= Africa Hinterland =

Anti-apartheid front organization

Africa Hinterland was an overland travel company set up in the UK in the early 1980s to smuggle arms into South Africa for the military struggle against the apartheid system. It was founded by exiled members of the African National Congress and made over 40 trips into South Africa by truck, carrying up to a ton of weapons on each trip hidden in secret compartments welded under the truck seats.

The operation was never exposed at the time, and was revealed several years after the last trip had run. The story was told in the documentary film, "The Secret Safari" made in 2001, directed by Tom Zubrycki and produced by David Max Brown and Sally Browning.

== Background ==
The truck was designed by Rodney Wilkinson, who a few years earlier had planted two limpet mines at the Koeberg nuclear power station in South Africa, just a few weeks before he completed his contract there as the after-building designer. The mines were set to explode just before the facility was loaded with nuclear material, and the damage was significant enough to delay facility completion by 18 months at the expense of R 500 million. Rodney was never suspected. While laying low in London after the bombing, he came up with a design for an overland truck that could carry a cache of hidden weapons under the passenger compartment. The design was passed along to ANC leader, Joe Slovo. Slovo was excited by the design and showed it to Mannie Brown, a businessman and ANC exile, who would go on to set up a travel company and recruit reliable drivers.

The overland truck was based on a stock Bedford truck, and was modified at a farm outside London by Rodney's nephew and shipped to Kenya. The tourists were flown to Mombasa from the UK. For the first few trips the tourists were mainly from Europe and America, but it soon became apparent that the most hardy travelers were from New Zealand and Australia, so the Hinterland team quickly began to target their publicity to areas around Earl's Court in London, where there was a high population of Australians.

The drivers were mainly recruited from the British and Dutch Communist parties and were brave young men and women who knew exactly what they were doing, and were about to adequately look after the paying tourists between Kenya and South Africa. Their duties also included collecting the weapons in Lusaka, Zambia and driving the load safely to a camp site near Johannesburg or Cape Town. The most dangerous part of their journey would begin here when the drivers would unload the steel containers of weapons out from the secret compartments in the truck and into smaller passenger vehicles. These would be driven to drop off areas where unidentified operatives of the ANC would collect and further distribute or strategically bury the weapons.

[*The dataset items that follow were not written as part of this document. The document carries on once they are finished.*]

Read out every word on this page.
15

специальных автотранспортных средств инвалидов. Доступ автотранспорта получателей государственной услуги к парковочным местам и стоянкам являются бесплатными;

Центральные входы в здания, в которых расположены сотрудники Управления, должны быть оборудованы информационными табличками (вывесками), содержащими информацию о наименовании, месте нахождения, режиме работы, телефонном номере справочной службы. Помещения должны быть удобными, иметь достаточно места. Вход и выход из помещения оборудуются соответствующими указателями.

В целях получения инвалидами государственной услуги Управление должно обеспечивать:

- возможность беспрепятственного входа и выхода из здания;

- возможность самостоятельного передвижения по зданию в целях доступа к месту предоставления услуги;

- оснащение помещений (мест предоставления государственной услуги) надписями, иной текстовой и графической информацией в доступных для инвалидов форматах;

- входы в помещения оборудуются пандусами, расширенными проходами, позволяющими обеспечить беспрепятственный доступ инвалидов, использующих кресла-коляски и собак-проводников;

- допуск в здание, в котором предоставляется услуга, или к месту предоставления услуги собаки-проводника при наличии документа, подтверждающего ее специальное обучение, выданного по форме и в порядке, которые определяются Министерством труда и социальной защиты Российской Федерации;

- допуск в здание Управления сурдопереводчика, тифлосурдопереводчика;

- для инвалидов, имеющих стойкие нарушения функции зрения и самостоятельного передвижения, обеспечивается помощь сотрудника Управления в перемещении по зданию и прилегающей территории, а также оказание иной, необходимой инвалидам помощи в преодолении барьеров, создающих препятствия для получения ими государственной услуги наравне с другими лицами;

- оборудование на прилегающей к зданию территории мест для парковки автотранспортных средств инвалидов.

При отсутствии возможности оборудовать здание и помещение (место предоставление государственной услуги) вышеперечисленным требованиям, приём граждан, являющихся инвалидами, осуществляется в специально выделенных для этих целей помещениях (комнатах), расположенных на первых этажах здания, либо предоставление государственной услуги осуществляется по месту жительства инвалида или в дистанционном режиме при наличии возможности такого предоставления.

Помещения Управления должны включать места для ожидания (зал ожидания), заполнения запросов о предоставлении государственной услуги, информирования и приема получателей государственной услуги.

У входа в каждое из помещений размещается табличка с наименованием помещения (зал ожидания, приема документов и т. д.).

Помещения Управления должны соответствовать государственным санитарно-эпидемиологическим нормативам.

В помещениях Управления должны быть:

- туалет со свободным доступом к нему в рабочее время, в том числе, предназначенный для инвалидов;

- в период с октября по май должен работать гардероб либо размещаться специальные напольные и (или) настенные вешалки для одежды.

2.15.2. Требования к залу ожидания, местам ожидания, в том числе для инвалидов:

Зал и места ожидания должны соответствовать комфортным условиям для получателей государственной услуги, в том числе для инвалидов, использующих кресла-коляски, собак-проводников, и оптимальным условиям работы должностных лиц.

The South African military knew that weapons were leaking into the country and put spies onto all sorts of transport that was crossing the border. Africa Hinterland was no exception, and came to their special attention because it was one of a handful of tour companies that was openly breaking international travel sanctions to South Africa. The South African Security services sent an experienced Australian special forces operative to London to investigate Africa Hinterland. The anonymous approached Africa Hinterland as a civilian, bought his ticket, and traveled on the second of the Africa Hinterland trips in late 1986 or early 1987. Africa Hinterland driver, Stuart Round, suspected he had a spy among his passengers and reported as much to his handlers in the ANC, but the decision was taken to continue as normal. The cover of the tourists was so complete that the South African spy reported that the Africa Hinterland operation was 'clean' and after this close shave, the trips continued smoothly.

Many of the weapons were used as part of the ANC military campaign against the apartheid regime, but significant caches were dug up and handed over to the new government in 1995. A closely guarded secret within the ranks of the ANC until 2001, is the fact that the Africa Hinterland operation continued to operate after Nelson Mandela's release in February 1990, and for three years after his speech in August 1990 when he announced the cessation of the movement of men and arms into South Africa. It would have been under Mandela's command that the Africa Hinterland operation was ordered to continue and relocate in 1990 from the United Kingdom to South Africa. Africa Hinterland opened an office in Johannesburg and ran trips with South African passengers paying for excursions to the Okavango and returning via Bulawayo, where the truck was loaded up with weapons. These trips took two weeks compared to the six week trips from Kenya, and the trips continued until 1993 when it became clear that elections would be held and the fighting between different factions was dying down.

Very few leaders in the ANC knew about the Africa Hinterland operation and the hidden weapons, but those that did know have said that it gave them some bargaining muscle during the negotiations process. Oliver Tambo and others such as Chris Hani and Mac Maharaj had also been planning Operation Vula, which ran until the early 1990s and aimed to also bring weapons and personnel into South Africa.